OTOH, `dateutil` does create hybrid tzinfo objects.  No dances are
ever needed to possibly replace them.  But it's impossible for
dateutil's tzinfos to disambiguate times in a fold.  Incidentally,
dateutil also makes no attempt to account for transitions other than
DST (e.g., sometimes a zone may change its _base_ ("standard") offset
from UTC).

So, yup, if you're thoroughly indoctrinated in pytz behavior, you will
be accurate but appear insane to Guido ;-)  At a semantic level, a
pytz tzinfo doesn't capture the notion of a zone with offset changes -
it doesn't even try to.  All knowledge about offset changes is inside
the .localize() and .normalize() dances.

> I think I have misunderstood Alexander Belopolsky as saying that
> datetime had functionality which I don't think it has. Thus I thought
> we must be planning to add some functionality here.  Sorry about this.

Guido told Alex to stop saying that ;-)  You can already get
eternally-fixed-offset classes, like pytz does, on (at least) Linux
systems by setting os.environ['TZ'] and then exploiting that
.astimezone() without an argument magically synthesizes an
eternally-fixed-offset tzinfo for "the system zone" (which the TZ
envar specifies) current total UTC offset.  That's not really
comparable to what pytz does, except at a level that makes a lot of
sense in theory but not much at all in practice ;-)

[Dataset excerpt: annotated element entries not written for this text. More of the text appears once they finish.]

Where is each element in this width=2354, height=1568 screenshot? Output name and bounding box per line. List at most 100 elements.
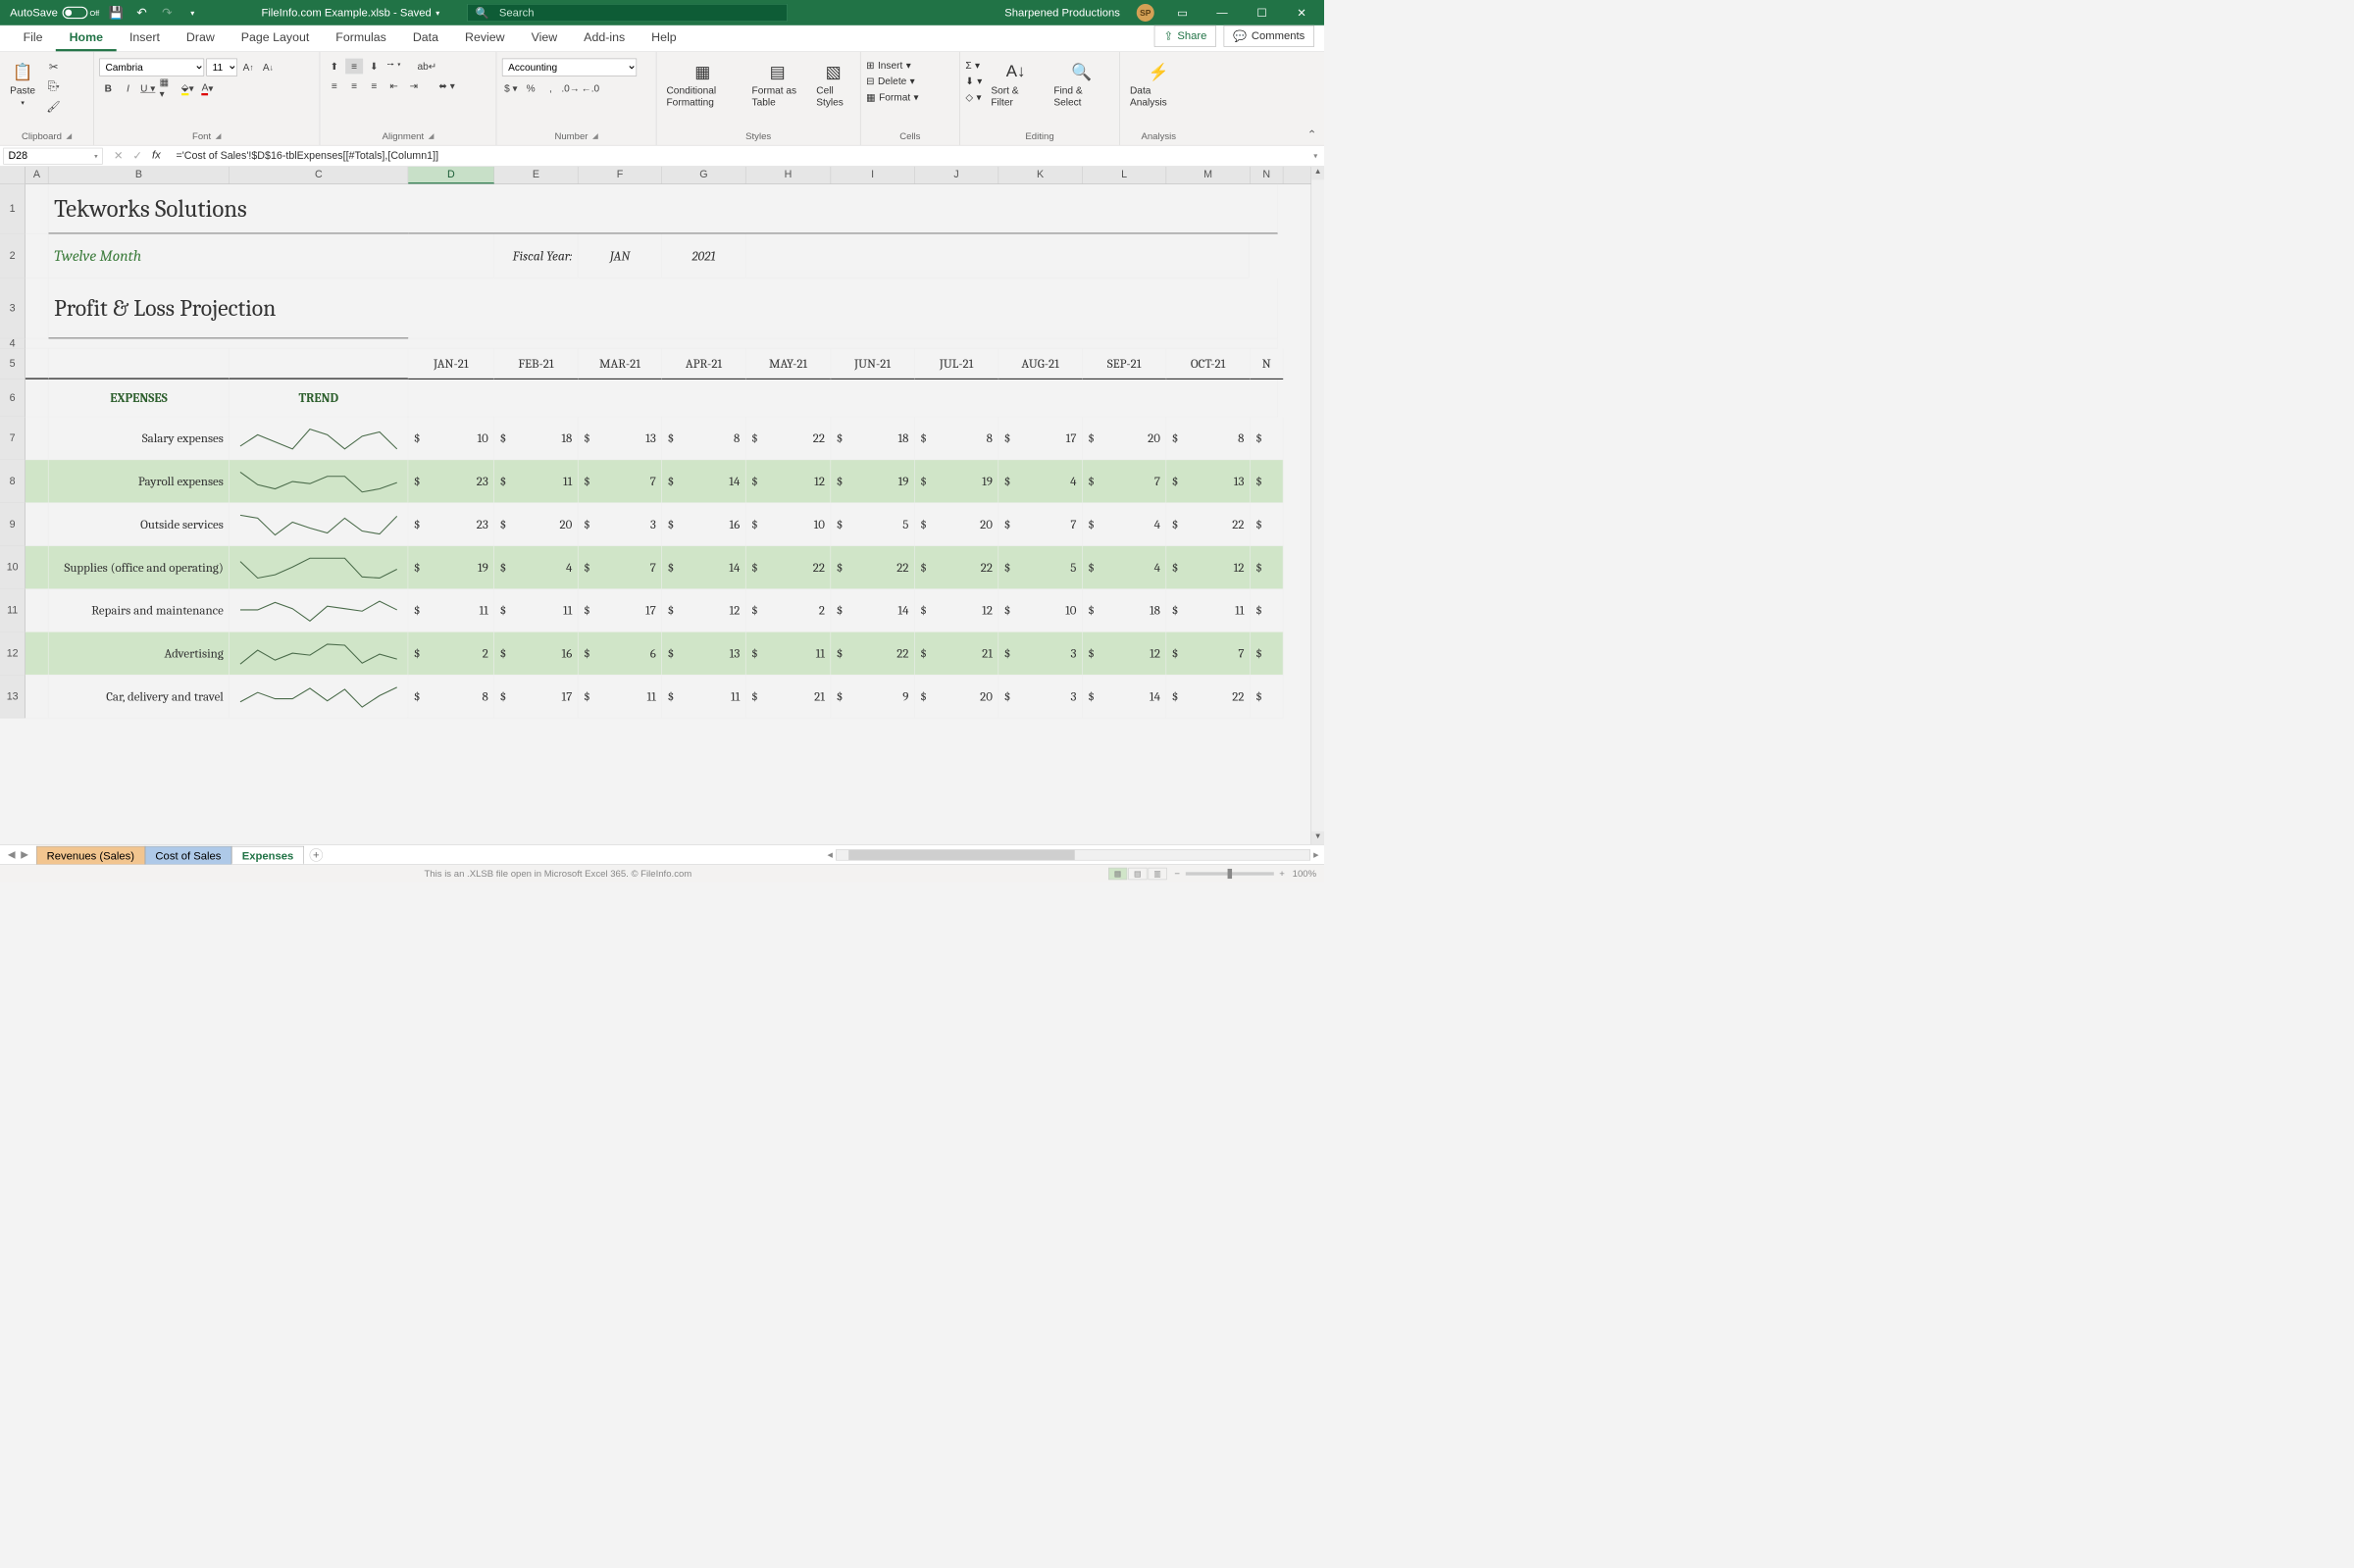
tab-addins[interactable]: Add-ins [571,25,639,51]
decrease-font-button[interactable]: A↓ [259,60,277,76]
horizontal-scrollbar[interactable]: ◀ ▶ [329,845,1324,865]
font-color-button[interactable]: A ▾ [199,80,217,96]
align-right-button[interactable]: ≡ [365,78,383,94]
sheet-tab-cost-of-sales[interactable]: Cost of Sales [145,846,231,865]
dialog-launcher-icon[interactable]: ◢ [66,131,72,140]
dialog-launcher-icon[interactable]: ◢ [216,131,222,140]
italic-button[interactable]: I [120,80,137,96]
row-header[interactable]: 1 [0,184,26,234]
tab-review[interactable]: Review [452,25,519,51]
undo-icon[interactable]: ↶ [133,5,150,22]
search-input[interactable] [499,6,779,19]
sheet-nav-next-icon[interactable]: ▶ [21,849,28,861]
page-layout-view-button[interactable]: ▤ [1128,868,1147,880]
tab-help[interactable]: Help [639,25,690,51]
document-title[interactable]: FileInfo.com Example.xlsb - Saved ▾ [262,6,440,19]
row-header[interactable]: 5 [0,349,26,380]
col-header[interactable]: A [26,167,49,183]
col-header[interactable]: J [915,167,999,183]
decrease-decimal-button[interactable]: ←.0 [582,80,599,96]
col-header[interactable]: B [49,167,230,183]
comma-button[interactable]: , [541,80,559,96]
col-header[interactable]: L [1083,167,1167,183]
ribbon-display-icon[interactable]: ▭ [1171,5,1195,22]
increase-decimal-button[interactable]: .0→ [562,80,580,96]
col-header[interactable]: G [662,167,746,183]
name-box[interactable]: D28▾ [3,147,102,164]
data-analysis-button[interactable]: ⚡Data Analysis [1126,59,1193,111]
minimize-icon[interactable]: — [1210,5,1234,22]
cut-button[interactable]: ✂ [44,59,63,76]
collapse-ribbon-button[interactable]: ⌃ [1300,125,1324,145]
col-header[interactable]: F [579,167,663,183]
redo-icon[interactable]: ↷ [159,5,176,22]
col-header[interactable]: H [746,167,832,183]
delete-cells-button[interactable]: ⊟Delete ▾ [866,75,915,88]
tab-data[interactable]: Data [399,25,451,51]
number-format-select[interactable]: Accounting [502,59,637,76]
col-header[interactable]: M [1166,167,1251,183]
fill-color-button[interactable]: ⬙ ▾ [179,80,196,96]
tab-insert[interactable]: Insert [116,25,173,51]
row-header[interactable]: 12 [0,632,26,676]
orientation-button[interactable]: ⭬ ▾ [385,59,403,75]
merge-center-button[interactable]: ⬌ ▾ [438,78,456,94]
font-name-select[interactable]: Cambria [99,59,204,76]
dialog-launcher-icon[interactable]: ◢ [592,131,598,140]
bold-button[interactable]: B [99,80,117,96]
sheet-tab-expenses[interactable]: Expenses [231,846,304,865]
close-icon[interactable]: ✕ [1290,5,1313,22]
row-header[interactable]: 11 [0,589,26,632]
align-left-button[interactable]: ≡ [326,78,343,94]
font-size-select[interactable]: 11 [206,59,237,76]
fx-icon[interactable]: fx [152,149,161,163]
border-button[interactable]: ▦ ▾ [159,80,177,96]
percent-button[interactable]: % [522,80,539,96]
format-painter-button[interactable]: 🖌 [44,98,63,115]
save-icon[interactable]: 💾 [108,5,125,22]
share-button[interactable]: ⇪Share [1154,25,1216,47]
tab-file[interactable]: File [10,25,56,51]
zoom-level[interactable]: 100% [1293,868,1316,879]
account-avatar[interactable]: SP [1137,4,1154,22]
tab-pagelayout[interactable]: Page Layout [228,25,322,51]
paste-button[interactable]: 📋 Paste ▾ [6,59,40,109]
increase-indent-button[interactable]: ⇥ [405,78,423,94]
search-box[interactable]: 🔍 [467,4,787,22]
maximize-icon[interactable]: ☐ [1251,5,1274,22]
clear-button[interactable]: ◇ ▾ [965,90,982,104]
expand-formula-bar-icon[interactable]: ▾ [1307,151,1324,161]
tab-home[interactable]: Home [56,25,116,51]
col-header[interactable]: K [998,167,1083,183]
zoom-slider[interactable] [1186,872,1274,875]
tab-view[interactable]: View [518,25,571,51]
decrease-indent-button[interactable]: ⇤ [385,78,403,94]
tab-draw[interactable]: Draw [173,25,228,51]
row-header[interactable]: 9 [0,503,26,546]
format-as-table-button[interactable]: ▤Format as Table [747,59,807,111]
cancel-formula-icon[interactable]: ✕ [114,149,123,163]
format-cells-button[interactable]: ▦Format ▾ [866,90,918,104]
autosum-button[interactable]: Σ ▾ [965,59,982,73]
copy-button[interactable]: ⎘▾ [44,78,63,95]
align-top-button[interactable]: ⬆ [326,59,343,75]
align-center-button[interactable]: ≡ [345,78,363,94]
insert-cells-button[interactable]: ⊞Insert ▾ [866,59,911,73]
page-break-view-button[interactable]: ▥ [1148,868,1166,880]
cell-styles-button[interactable]: ▧Cell Styles [812,59,855,111]
row-header[interactable]: 4 [0,338,26,348]
add-sheet-button[interactable]: + [310,848,324,862]
zoom-out-button[interactable]: − [1174,868,1180,879]
underline-button[interactable]: U ▾ [139,80,157,96]
accounting-format-button[interactable]: $ ▾ [502,80,520,96]
enter-formula-icon[interactable]: ✓ [132,149,141,163]
col-header[interactable]: N [1251,167,1284,183]
align-bottom-button[interactable]: ⬇ [365,59,383,75]
fill-button[interactable]: ⬇ ▾ [965,75,982,88]
col-header[interactable]: I [831,167,915,183]
sort-filter-button[interactable]: A↓Sort & Filter [987,59,1045,111]
row-header[interactable]: 3 [0,278,26,339]
increase-font-button[interactable]: A↑ [239,60,257,76]
conditional-formatting-button[interactable]: ▦Conditional Formatting [662,59,743,111]
dialog-launcher-icon[interactable]: ◢ [429,131,435,140]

> However, people do need to be aware, if they are not already, that
> people with 3 times in 3 different tz will want to sort them.  Telling
> them that they must convert them to UTC before they do so is, in my
> opinion, a very fine idea. Expecting them to work this out by themselves
> via a assertion that the comparison operator is not transitive, is,
> I think, asking a lot of them.

Of course.  Note that it's _not_ a problem in pytz, though:  there are
no sorting (or transitivity) problems if the only tzinfos you ever use
have eternally fixed UTC offsets.  There are no gaps or folds then,
and everything works in an utterly obvious way - except that you have
to keep _replacing_  tzinfos when they become inappropriate for the
current dates and times in the datetimes they're attached to.